Beyond Preferences in AI Alignment: A Critique and Reframing
This essay explores the paper "Beyond Preferences in AI Alignment," authored by Tan Zhi-Xuan, Micah Carroll, Matija Franklin, and Hal Ashton, which critically examines the prevalent preferentist approach in AI alignment. The authors challenge the foundational assumptions about aligning AI with human preferences and argue for more enriched and context-sensitive models of alignment rooted in human values, normative standards, and social roles.
The Preferentist Approach and Its Limitations
The paper starts by characterizing the preferentist approach to AI alignment, encapsulated by four main theses:
- Rational Choice Theory (RCT) as a Descriptive Framework
- Expected Utility Theory (EUT) as a Normative Standard
- Single-Principal Alignment as Preference Matching
- Multi-Principal Alignment as Preference Aggregation
These theses imply that human values can be adequately represented through preferences, which can be optimized to ensure AI alignment. However, the authors meticulously dismantle these assumptions, revealing significant conceptual and technical limitations.
A Critical Evaluation of Rational Choice Theory
Initially, the paper critiques the descriptive adequacy of RCT for modeling human decision-making. Human behavior is often too complex and resource-bounded for RCT's assumption of optimal utility maximization to hold. The authors propose resource rationality as a more fitting alternative, emphasizing that human decision-making often approximates rationality within computational and informational bounds. Resource rationality allows for a more flexible and inductive approach to modeling systematic biases and heuristics that humans employ.

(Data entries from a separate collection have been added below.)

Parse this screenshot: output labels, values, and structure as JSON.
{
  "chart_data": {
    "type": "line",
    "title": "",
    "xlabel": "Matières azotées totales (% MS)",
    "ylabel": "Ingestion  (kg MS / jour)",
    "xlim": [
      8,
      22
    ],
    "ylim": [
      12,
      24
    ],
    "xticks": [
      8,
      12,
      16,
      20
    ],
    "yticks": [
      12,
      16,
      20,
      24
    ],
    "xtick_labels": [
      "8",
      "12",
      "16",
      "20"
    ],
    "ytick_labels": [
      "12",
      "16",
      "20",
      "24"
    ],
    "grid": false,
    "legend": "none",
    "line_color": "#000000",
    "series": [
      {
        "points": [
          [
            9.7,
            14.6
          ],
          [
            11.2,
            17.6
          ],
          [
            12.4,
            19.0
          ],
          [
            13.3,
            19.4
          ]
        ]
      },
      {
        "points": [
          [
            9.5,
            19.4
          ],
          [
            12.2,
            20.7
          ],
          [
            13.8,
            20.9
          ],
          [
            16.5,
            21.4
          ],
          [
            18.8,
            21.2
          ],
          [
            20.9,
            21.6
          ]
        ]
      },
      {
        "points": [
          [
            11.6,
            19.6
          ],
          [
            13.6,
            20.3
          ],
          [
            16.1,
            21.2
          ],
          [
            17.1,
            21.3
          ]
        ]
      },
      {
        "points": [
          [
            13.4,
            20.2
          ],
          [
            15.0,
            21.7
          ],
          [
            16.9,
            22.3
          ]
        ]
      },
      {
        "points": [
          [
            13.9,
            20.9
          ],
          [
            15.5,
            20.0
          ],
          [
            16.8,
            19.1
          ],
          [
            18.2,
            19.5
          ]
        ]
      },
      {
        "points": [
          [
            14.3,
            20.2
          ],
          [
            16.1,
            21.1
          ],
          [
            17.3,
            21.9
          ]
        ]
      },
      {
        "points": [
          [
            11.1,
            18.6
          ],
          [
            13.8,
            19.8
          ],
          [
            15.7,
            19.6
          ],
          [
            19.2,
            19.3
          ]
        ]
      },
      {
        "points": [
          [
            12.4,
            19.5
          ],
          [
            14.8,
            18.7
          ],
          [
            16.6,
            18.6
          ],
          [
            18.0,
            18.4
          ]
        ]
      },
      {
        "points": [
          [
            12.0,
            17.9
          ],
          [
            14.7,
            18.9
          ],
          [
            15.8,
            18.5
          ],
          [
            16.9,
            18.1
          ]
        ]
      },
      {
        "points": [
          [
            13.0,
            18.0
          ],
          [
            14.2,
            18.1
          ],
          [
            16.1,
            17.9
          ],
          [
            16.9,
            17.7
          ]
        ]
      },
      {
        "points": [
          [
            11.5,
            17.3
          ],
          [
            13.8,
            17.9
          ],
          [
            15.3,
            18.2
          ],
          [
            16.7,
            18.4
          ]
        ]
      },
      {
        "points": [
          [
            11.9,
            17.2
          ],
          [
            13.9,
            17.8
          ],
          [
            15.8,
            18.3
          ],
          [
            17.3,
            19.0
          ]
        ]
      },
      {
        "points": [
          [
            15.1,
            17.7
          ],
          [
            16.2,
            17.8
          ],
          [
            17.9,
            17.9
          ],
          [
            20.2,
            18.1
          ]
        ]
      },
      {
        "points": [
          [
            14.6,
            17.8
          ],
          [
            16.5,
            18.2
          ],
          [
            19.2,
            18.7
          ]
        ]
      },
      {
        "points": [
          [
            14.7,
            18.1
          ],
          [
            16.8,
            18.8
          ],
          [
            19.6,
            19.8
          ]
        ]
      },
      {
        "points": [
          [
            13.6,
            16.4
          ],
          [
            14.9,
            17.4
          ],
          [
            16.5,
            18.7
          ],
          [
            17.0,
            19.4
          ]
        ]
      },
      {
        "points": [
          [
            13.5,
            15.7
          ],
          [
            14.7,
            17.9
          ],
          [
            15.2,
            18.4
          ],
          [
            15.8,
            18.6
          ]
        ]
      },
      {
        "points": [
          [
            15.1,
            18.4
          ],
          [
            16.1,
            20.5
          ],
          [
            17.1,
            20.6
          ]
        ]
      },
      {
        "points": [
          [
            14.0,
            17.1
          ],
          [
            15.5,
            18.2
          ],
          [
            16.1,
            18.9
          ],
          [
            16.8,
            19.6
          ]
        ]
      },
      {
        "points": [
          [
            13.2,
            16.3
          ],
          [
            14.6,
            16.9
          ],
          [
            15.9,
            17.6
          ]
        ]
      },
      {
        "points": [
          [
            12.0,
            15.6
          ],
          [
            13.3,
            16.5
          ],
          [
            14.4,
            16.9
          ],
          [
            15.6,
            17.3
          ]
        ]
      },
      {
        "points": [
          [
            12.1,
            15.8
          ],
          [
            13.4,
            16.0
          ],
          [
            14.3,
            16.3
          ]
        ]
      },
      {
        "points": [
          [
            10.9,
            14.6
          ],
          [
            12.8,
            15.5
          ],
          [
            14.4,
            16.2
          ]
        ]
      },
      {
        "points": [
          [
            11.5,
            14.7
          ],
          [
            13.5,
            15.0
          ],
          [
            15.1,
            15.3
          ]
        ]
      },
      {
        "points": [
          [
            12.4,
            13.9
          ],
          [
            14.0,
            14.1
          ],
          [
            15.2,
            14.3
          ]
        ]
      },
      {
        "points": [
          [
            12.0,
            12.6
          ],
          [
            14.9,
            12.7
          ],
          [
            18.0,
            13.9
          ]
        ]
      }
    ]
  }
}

Moving Beyond Scalar Reward Functions
The work then critiques the representation of human preferences as scalar utility or reward functions, pointing out their limitations in capturing time-extended preferences and the incommensurability of values. It suggests adopting richer representations such as temporal logics, reward machines, and vector or interval-based utilities to model the nuanced structure of human preferences more accurately.
Reevaluating Expected Utility Theory's Normativity
Next, the authors challenge the normative foundations of EUT, illustrating that rational agents do not need to comply with EUT's axioms, such as completeness and transitivity, to avoid money-pump inconsistencies. They argue for the feasibility of designing AI systems that exhibit local coherence rather than global coherence, thereby circumventing some of the pathological incentives associated with EUT. This shift in emphasis allows AI systems to better align with the context-specific and bounded nature of human values.
Task-Specific Normative Criteria
Significantly, the paper argues against using static, asocial human preferences as the target for alignment. Instead, it posits that AI systems should align with informed and socially-contextual preferences. For narrow tasks, this implies aligning with task-specific norms. For more generalized systems, like AI assistants, alignment should be based on socially agreed upon standards that define the normative duties of the role the AI occupies.
Contractualist Approaches to Multi-Principal Alignment
For multi-principal alignment, the paper critically scrutinizes preference aggregation, highlighting its theoretical and practical inadequacies. Aggregating human preferences naively leads to socially and ethically contentious outcomes. The authors advocate for a shift towards contractualist approaches, where AI systems are aligned with mutual norms agreed upon by stakeholders, thus promoting a plurality of uses for AI while mitigating collective conflict and harm.
Implications and Future Directions
The implications of this work are manifold. Practically, it necessitates rethinking AI training paradigms to embed richer, context-sensitive models of human decision-making and value structures. Theoretically, it calls for the development of formal frameworks that unite game theory, social choice theory, and normative reasoning with AI design. The authors also emphasize the importance of political and social scaffolding, advocating for participatory frameworks and democratic oversight to ensure the fair and free elicitation of stakeholder values.
Conclusion
By challenging the preferentist framework and advocating for a more nuanced, value-oriented approach, the paper "Beyond Preferences in AI Alignment" contributes significantly to the discourse on ethically aligning AI with human interests. It emphasizes that AI alignment should not merely be about optimizing preferences but should be rooted in a deeper understanding of human values, norms, and the roles AI is intended to fulfill.